The court’s response to the defendant’s motion for articulation in this regard was as follows: “Defendant’s appraiser based much of his determination of highest and best use of the apartment in question on the analysis of 26 sales of rental apartments from 1979 to 1984. In order to evaluate this testimony fairly, the court should have been provided with evidence of how many rental apartments existed in Stamford between the above dates but were not converted to condominium use, how the rental apartments not converted compared to those converted and how both compare to plaintiff’s premises. This he failed to do.”

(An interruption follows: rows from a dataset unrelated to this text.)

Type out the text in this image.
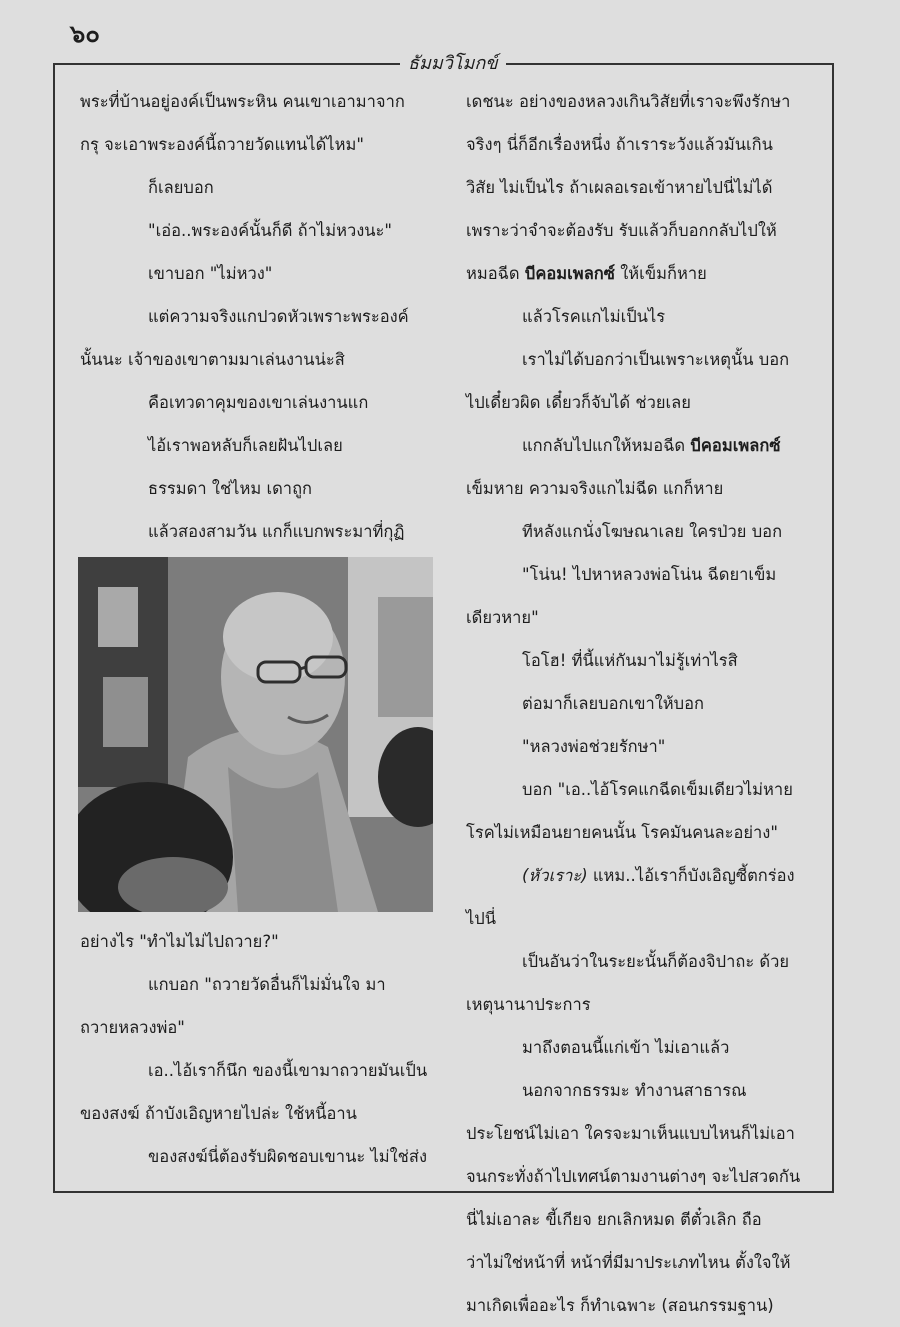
๖๐
ธัมมวิโมกข์
พระที่บ้านอยู่องค์เป็นพระหิน คนเขาเอามาจาก
กรุ จะเอาพระองค์นี้ถวายวัดแทนได้ไหม"
ก็เลยบอก
"เอ่อ..พระองค์นั้นก็ดี ถ้าไม่หวงนะ"
เขาบอก "ไม่หวง"
แต่ความจริงแกปวดหัวเพราะพระองค์
นั้นนะ เจ้าของเขาตามมาเล่นงานน่ะสิ
คือเทวดาคุมของเขาเล่นงานแก
ไอ้เราพอหลับก็เลยฝันไปเลย
ธรรมดา ใช่ไหม เดาถูก
แล้วสองสามวัน แกก็แบกพระมาที่กุฏิ
อย่างไร "ทำไมไม่ไปถวาย?"
แกบอก "ถวายวัดอื่นก็ไม่มั่นใจ มา
ถวายหลวงพ่อ"
เอ..ไอ้เราก็นึก ของนี้เขามาถวายมันเป็น
ของสงฆ์ ถ้าบังเอิญหายไปล่ะ ใช้หนี้อาน
ของสงฆ์นี่ต้องรับผิดชอบเขานะ ไม่ใช่ส่ง
เดชนะ อย่างของหลวงเกินวิสัยที่เราจะพึงรักษา
จริงๆ นี่ก็อีกเรื่องหนึ่ง ถ้าเราระวังแล้วมันเกิน
วิสัย ไม่เป็นไร ถ้าเผลอเรอเข้าหายไปนี่ไม่ได้
เพราะว่าจำจะต้องรับ รับแล้วก็บอกกลับไปให้
หมอฉีด บีคอมเพลกซ์ ให้เข็มก็หาย
แล้วโรคแกไม่เป็นไร
เราไม่ได้บอกว่าเป็นเพราะเหตุนั้น บอก
ไปเดี๋ยวผิด เดี๋ยวก็จับได้ ช่วยเลย
แกกลับไปแกให้หมอฉีด บีคอมเพลกซ์
เข็มหาย ความจริงแกไม่ฉีด แกก็หาย
ทีหลังแกนั่งโฆษณาเลย ใครป่วย บอก
"โน่น! ไปหาหลวงพ่อโน่น ฉีดยาเข็ม
เดียวหาย"
โอโฮ! ที่นี้แห่กันมาไม่รู้เท่าไรสิ
ต่อมาก็เลยบอกเขาให้บอก
"หลวงพ่อช่วยรักษา"
บอก "เอ..ไอ้โรคแกฉีดเข็มเดียวไม่หาย
โรคไม่เหมือนยายคนนั้น โรคมันคนละอย่าง"
(หัวเราะ) แหม..ไอ้เราก็บังเอิญซี้ตกร่อง
ไปนี่
เป็นอันว่าในระยะนั้นก็ต้องจิปาถะ ด้วย
เหตุนานาประการ
มาถึงตอนนี้แก่เข้า ไม่เอาแล้ว
นอกจากธรรมะ ทำงานสาธารณ
ประโยชน์ไม่เอา ใครจะมาเห็นแบบไหนก็ไม่เอา
จนกระทั่งถ้าไปเทศน์ตามงานต่างๆ จะไปสวดกัน
นี่ไม่เอาละ ขี้เกียจ ยกเลิกหมด ตีตั๋วเลิก ถือ
ว่าไม่ใช่หน้าที่ หน้าที่มีมาประเภทไหน ตั้งใจให้
มาเกิดเพื่ออะไร ก็ทำเฉพาะ (สอนกรรมฐาน)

The defendant apparently relies for this claim on the paragraph quoted at footnote 2, supra. That paragraph was followed by the following two paragraphs, which make its context even more clear: “There was evidence on the part of a witness for plaintiff that these items had been considered and found not to warrant conversion.

“The court finds that in October, 1981 and at present, no probability of conversion existed or exists as to the premises in question and their proper assessment should have been as rental apartments and offices.”

In this claim of error, the defendant also reasserts its claims, which we have rejected, that the court disregarded a “presumption” in favor of the defendant’s assessment, and that the court improperly placed a burden of proof on the defendant.